Alcohol Oxidase

Mechanism + Description

Alcohol oxidases contain either a Cu or flavin adenine dinucleotide (FAD) cofactor and oxidise alcohols to aldehydes in a two-electron process thus producing H₂O₂ as a by-product.

General comments

Alcohols can be oxidised by ADH/KRED enzymes if the NAD/NADP cofactor recycle is pushed in the right direction. Alcohol oxidases use a different mechanism and use a metal or flavin cofactor O₂ as the terminal oxidant generating peroxide. Since this by-product is highly deactivating to most enzymes, catalase is often added to cause dismutation to O₂ and H₂O. Thus, alcohol oxidase represents a selective green oxidation of primary alcohols to aldehydes avoiding stoichiometric heavy metals or hypervalent iodine reagents, etc. Alcohol oxidase have also been evolved that will oxidise secondary alcohols to ketones with O₂.

Key references

Aalbers, F. S.; Fraaije, M. W. Design of Artificial Alcohol Oxidases: Alcohol Dehydrogenase–NADPH Oxidase Fusions for Continuous Oxidations. ChemBioChem 2018, 19, 51-56.

Van Schie, M. M. C. H.; de Almeida, T. P.; Laudadio, G.; Tieves, F.; Fernández-Fueyo, E.; Noël, T.; Arends, I. W. C. E.; Hollmann, F. Biocatalytic synthesis of the Green Note trans-2-hexenal in a continuous-flow microreactor. Beilstein J. Org.

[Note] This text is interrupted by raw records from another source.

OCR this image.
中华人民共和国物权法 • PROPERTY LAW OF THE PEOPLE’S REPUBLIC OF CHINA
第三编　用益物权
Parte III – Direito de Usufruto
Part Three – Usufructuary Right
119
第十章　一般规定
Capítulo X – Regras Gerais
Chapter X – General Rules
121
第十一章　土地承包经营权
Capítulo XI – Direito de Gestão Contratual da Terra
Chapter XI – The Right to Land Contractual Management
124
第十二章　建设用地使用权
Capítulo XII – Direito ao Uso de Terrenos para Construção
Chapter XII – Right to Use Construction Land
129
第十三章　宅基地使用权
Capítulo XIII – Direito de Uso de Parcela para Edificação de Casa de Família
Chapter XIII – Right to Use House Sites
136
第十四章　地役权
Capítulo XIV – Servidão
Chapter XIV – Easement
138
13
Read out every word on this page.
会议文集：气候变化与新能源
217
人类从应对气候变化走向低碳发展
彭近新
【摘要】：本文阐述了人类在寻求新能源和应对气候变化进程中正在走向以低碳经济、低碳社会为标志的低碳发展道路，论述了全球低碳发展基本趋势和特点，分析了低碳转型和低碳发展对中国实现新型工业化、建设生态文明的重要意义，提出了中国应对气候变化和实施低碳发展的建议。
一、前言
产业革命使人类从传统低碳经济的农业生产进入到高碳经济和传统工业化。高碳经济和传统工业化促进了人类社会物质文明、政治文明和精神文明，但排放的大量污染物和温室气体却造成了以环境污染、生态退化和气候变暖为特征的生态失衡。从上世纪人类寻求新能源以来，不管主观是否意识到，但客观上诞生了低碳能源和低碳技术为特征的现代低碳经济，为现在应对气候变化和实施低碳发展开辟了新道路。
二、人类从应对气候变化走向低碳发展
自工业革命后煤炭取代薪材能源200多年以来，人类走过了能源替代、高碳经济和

Chem. 2018, 14, 697–703.

Liu, J.; Wu, S.; Li, Z. Recent advances in enzymatic oxidation of alcohols. Curr. Opin. Chem. Biol. 2018, 43, 77–86.

Heath, R. S.; Birmingham, W. R.; Thompson, M. P.; Taglieber, A.; Daviet, L.; Turner, N. J. An Engineered Alcohol Oxidase for the Oxidation of Primary Alcohols. ChemBioChem. 2019, 20, 276–281.

Ewing, T. A.; Kühn, J.; Segarra, S.; Tortajada, M.; Zuhse, R.; van Berkel, W. J. H. Multigram Scale Enzymatic Synthesis of (R)-1-(4′-Hydroxyphenyl)ethanol Using Vanillyl Alcohol Oxidase. Adv. Synth. Catal. 2018, 360, 2370–2376.

Relevant scale up examples

Org. Process Res. Dev. 2015, 19,1580−1589
5 g scale

Green Review

1. Atom efficiency (by-products, molecular weight)
   Catalytic technology—but enzyme loading should be optimized and steps using stoichiometric reagents like cofactor recycle should be optimized to avoid unnecessary excess of reagents.
2. Safety Concerns
   Generally considered a safe technology to scale-up. Issues—enzymes/proteins can be sensitizers by inhalation, and some by mode of action can be skin irritants (proteases). If viable GMO cells are used, local regulations relating to use of GMOs need to be followed.
3. Toxicity and environmental/aquatic impact
   No real concerns—enzymes are non-toxic and readily biodegradable. If viable GMO cells are used, these need to be passivated before discharge into the environment.
4. Cost, availability & sustainable feedstocks
   Enzymes are produced from natural sustainable feedstocks.
5. Sustainable implications
   Enzymes are made via fermentation; cloned and recombinant enzymes would be at no risk from depletion. Enzymes break down in the environment and the constituent amino acids are recycled in nature. The use of over expressed recombinant enzymes is generally much better than natural enzymes on a life cycle impact basis.